Second, make him aware that people see him as peculiar. This is probably a 2nd
order effect of what makes him so technically brilliant, but he can prepare
his partners in conversation by saying that he is "very technically minded"
like Spock". People will generally be much more comfortable interacting with
him having this expectation set early on.

------
gregjor
Personal skills and good communication ultimately count for more in any team
environment. Maybe suggest the awkward person get some coaching, attend
Toastmasters, something like that. Regardless of technical skill, no manager
or team wants to add someone who is hard to communicate or work with. Team
cooperation and harmony are first-order drivers of productivity, much more
than technical skills.

------
anoncoward111
Wow, that's really disheartening and resonates with me personally. I think it
is a disgusting inefficiency of our economy that hiring is still a high-school
popularity contest rather than a judgment of merit.
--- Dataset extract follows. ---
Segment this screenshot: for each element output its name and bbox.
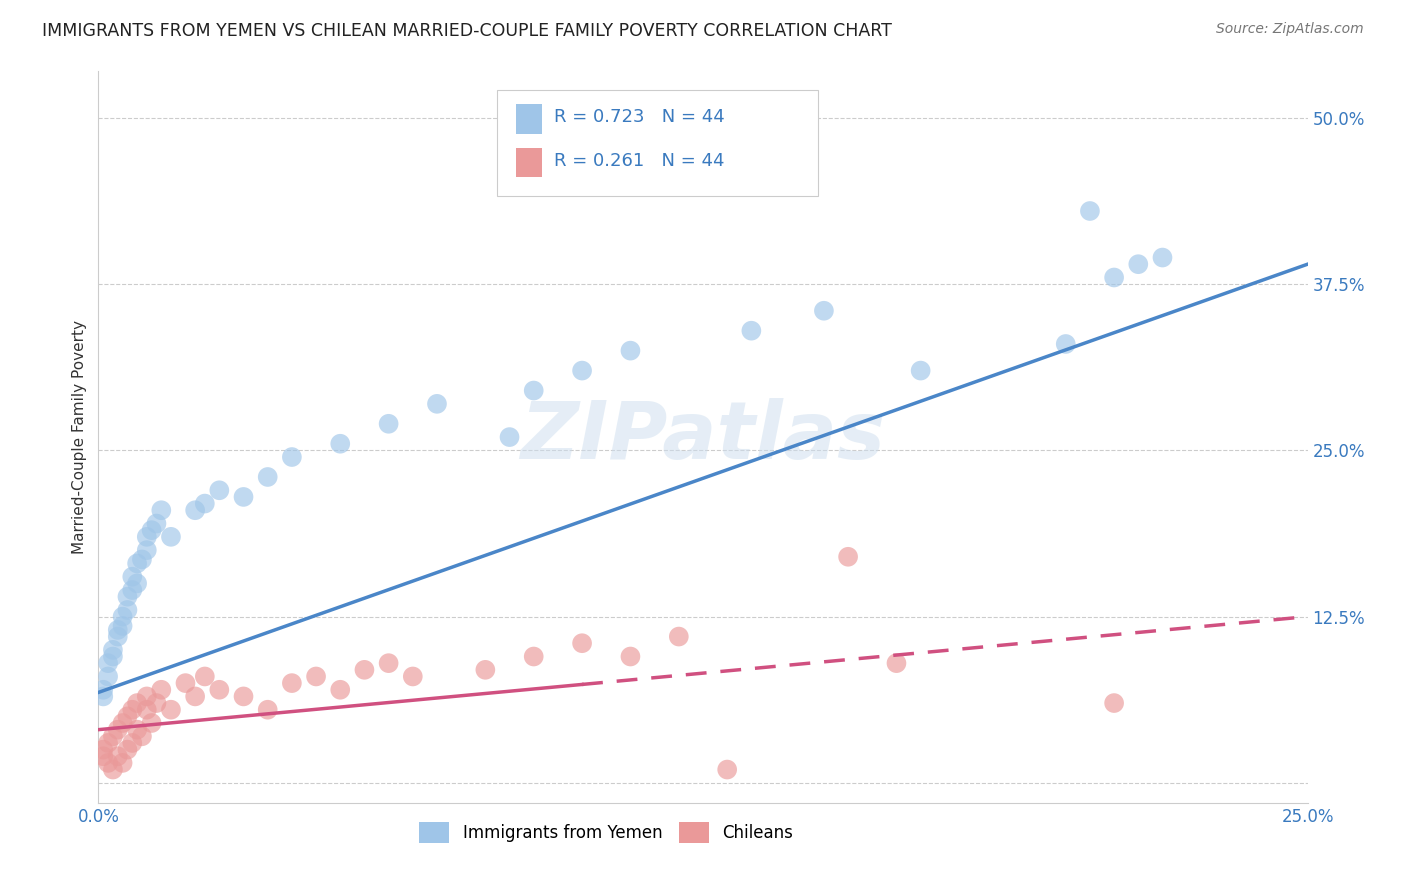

I worked a sales job for 5 years that I acquired through a University career
fare. After 5 years, my team and I were fired for political reasons, because
another manager and his team wanted to assume ownership of our customer base
and product line (large corporations do this).

Over the next 9 months of sales interviews, I was denied from about 20 face to
face interviews with absolutely no explanation as to what I was doing wrong.

It wasn't a failed background check or anything blatant-- middle managers
repeatedly denied me round after round.

It wasn't until I took an interview with the Founder/CEO of a 5 person firm
that I was immediately hired on the spot and praised for my sales acumen and
personality. Wtf??

My point here is that it's not the fault of your candidate-- it's the fault of
the people you are putting him in front of.

Barrage him with simulated behavioral interviews. Coach him on how to be more
"likable and normal" (yuck).

But ultimately, once you've optimized for those things... get him in front of
better people who are deliberately and specifically looking for talent, not
sociability.

------
cimmanom
How about running mock interviews with him? That way you can see exactly
what's tripping him up and he can get quick feedback.